Outra constatação: o grande bandido, tipo Luz Vermelha, de São Paulo, ou Mineirinho e Cara-de-Cavalo, do Rio, que sozinhos desafiavam a polícia com a astúcia ou com a pontaria (Mineirínho, certa vez, algemado, simulou um duelo a bala com o detetive Perpétuo: ganhou Mineirinho; Cara-de-Cavalo matou o inspetor Le Cocq, crime que acabou por criar o Esquadrão da Morte), está dando lugar a um novo bandido, que funciona em equipe, capaz de escolher o melhor profissional disponível para urna empreitada em vez de dar o lugar a um parente ou amigo, ou a um cachaceiro qualquer cuja inexperiência ou língua solta ponha tudo a perder.
QUAL É O REMÉDIO? – Entre a polícia de hoje e um filme de James Bond pode estar o remédio para enfrentar o crime organizado.
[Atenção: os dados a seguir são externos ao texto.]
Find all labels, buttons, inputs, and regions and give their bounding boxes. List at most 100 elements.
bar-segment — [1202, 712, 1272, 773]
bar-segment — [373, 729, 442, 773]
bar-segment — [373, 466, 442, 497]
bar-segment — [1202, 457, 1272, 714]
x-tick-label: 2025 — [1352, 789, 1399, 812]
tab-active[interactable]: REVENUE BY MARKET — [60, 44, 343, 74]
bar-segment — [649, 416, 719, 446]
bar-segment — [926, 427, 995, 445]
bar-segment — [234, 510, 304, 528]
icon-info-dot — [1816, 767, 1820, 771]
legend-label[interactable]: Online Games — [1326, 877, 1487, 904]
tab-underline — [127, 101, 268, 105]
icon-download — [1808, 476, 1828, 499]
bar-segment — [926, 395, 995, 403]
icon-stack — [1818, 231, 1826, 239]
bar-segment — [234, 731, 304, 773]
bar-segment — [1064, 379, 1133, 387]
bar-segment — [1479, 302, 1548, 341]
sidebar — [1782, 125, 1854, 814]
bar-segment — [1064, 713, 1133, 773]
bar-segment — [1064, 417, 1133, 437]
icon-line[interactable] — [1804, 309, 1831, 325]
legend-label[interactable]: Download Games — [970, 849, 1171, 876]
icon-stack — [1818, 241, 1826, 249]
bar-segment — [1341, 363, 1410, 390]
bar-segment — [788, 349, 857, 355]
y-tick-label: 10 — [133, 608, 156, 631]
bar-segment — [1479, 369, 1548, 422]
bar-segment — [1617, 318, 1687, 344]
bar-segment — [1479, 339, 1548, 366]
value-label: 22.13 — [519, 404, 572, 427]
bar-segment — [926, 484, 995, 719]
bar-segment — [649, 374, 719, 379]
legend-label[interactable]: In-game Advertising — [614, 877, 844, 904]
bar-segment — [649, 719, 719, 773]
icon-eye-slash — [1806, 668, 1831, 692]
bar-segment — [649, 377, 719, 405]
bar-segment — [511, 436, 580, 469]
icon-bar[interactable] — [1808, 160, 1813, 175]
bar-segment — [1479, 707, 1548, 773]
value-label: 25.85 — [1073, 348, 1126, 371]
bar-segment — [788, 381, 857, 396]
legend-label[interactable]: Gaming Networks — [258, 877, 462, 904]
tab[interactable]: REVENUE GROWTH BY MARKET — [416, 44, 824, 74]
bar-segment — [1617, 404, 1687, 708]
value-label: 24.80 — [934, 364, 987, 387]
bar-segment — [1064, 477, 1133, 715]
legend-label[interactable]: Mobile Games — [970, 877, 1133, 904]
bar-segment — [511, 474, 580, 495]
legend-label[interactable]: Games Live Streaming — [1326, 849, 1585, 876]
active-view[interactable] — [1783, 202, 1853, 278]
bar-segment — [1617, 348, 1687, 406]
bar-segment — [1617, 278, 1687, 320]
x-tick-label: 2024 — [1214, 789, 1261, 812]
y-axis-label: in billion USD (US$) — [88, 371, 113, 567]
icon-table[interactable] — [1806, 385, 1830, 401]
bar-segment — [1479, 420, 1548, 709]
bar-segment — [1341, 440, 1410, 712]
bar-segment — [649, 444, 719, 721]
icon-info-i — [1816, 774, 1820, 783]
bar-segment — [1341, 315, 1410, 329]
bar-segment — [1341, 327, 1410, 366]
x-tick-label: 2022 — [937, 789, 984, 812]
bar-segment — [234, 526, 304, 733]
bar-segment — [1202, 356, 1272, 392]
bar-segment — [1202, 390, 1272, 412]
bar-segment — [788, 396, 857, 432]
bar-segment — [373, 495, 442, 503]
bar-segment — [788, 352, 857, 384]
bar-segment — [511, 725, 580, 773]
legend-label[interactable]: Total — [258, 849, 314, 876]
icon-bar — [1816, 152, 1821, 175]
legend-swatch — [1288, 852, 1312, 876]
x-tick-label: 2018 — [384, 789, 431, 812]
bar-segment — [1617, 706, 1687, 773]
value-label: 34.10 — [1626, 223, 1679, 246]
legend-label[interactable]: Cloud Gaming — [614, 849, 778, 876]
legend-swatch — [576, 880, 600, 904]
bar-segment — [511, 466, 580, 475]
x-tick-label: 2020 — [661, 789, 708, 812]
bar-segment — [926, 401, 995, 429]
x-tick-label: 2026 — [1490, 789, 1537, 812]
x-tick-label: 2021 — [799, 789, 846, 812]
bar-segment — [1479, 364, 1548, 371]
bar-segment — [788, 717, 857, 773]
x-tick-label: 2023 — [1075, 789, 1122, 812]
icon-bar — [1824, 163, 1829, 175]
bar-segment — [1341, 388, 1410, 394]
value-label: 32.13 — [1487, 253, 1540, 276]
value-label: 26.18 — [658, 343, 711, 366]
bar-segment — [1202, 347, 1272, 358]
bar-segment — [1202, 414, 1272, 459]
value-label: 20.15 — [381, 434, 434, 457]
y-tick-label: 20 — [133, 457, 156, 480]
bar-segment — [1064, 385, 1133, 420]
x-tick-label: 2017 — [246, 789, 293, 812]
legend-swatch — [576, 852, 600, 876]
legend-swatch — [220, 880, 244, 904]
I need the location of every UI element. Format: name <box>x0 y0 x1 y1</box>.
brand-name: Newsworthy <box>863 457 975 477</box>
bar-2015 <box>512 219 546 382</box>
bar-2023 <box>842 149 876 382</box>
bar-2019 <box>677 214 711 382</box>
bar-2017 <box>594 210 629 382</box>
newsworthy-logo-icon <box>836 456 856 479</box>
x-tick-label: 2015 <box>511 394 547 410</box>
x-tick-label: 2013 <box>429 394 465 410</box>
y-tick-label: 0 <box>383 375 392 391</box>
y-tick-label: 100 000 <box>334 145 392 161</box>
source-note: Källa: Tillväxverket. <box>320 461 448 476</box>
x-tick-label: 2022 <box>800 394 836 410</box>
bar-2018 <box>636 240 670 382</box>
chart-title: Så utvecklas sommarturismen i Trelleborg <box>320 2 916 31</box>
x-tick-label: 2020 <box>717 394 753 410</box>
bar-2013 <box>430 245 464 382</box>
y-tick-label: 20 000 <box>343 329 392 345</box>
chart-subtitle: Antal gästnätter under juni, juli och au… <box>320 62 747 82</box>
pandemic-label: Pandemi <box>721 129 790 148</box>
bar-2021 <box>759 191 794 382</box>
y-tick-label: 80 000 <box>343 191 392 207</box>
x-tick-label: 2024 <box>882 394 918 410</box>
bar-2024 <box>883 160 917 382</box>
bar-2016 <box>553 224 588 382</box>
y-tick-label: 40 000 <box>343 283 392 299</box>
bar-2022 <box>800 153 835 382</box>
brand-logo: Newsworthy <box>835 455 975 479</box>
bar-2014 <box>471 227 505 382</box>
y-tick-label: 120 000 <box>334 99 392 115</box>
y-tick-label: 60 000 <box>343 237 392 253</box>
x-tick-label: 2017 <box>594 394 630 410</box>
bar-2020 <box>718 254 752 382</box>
Alarmas ligados diretamente nas delegacias, circuitos de TV, máquinas fotográficas disfarçadas, portas que se fecham automaticamente e até gases imobilizantes podem deter ou revelar quadrilhas que agem em bancos. Um policial mais culto, mais humano e, sobretudo, preparado para a sua profissão terá sempre mais utilidade que um caminhão de soldados primários e inexperientes. Uma sociedade atenta para os seus problemas e disposta a resolvê-los até onde for possível pode atacar um índice de criminalidade com mais vigor que um batalhão inteiro, e com melhores resultados.
Edward Kennedy, um homem que tem pelo menos dois bons motivos para se preocupar com o controle do crime, afirma: “Nenhuma necessidade humana é mais básica do que a segurança pessoal. Nenhuma liberdade é mais instintiva que a liberdade do medo. Se não estamos seguros em nossas casas e nas nossas ruas, se estamos ameaçados – ou por um agente de um Estado policial ou por um único criminoso -, então não somos livres”.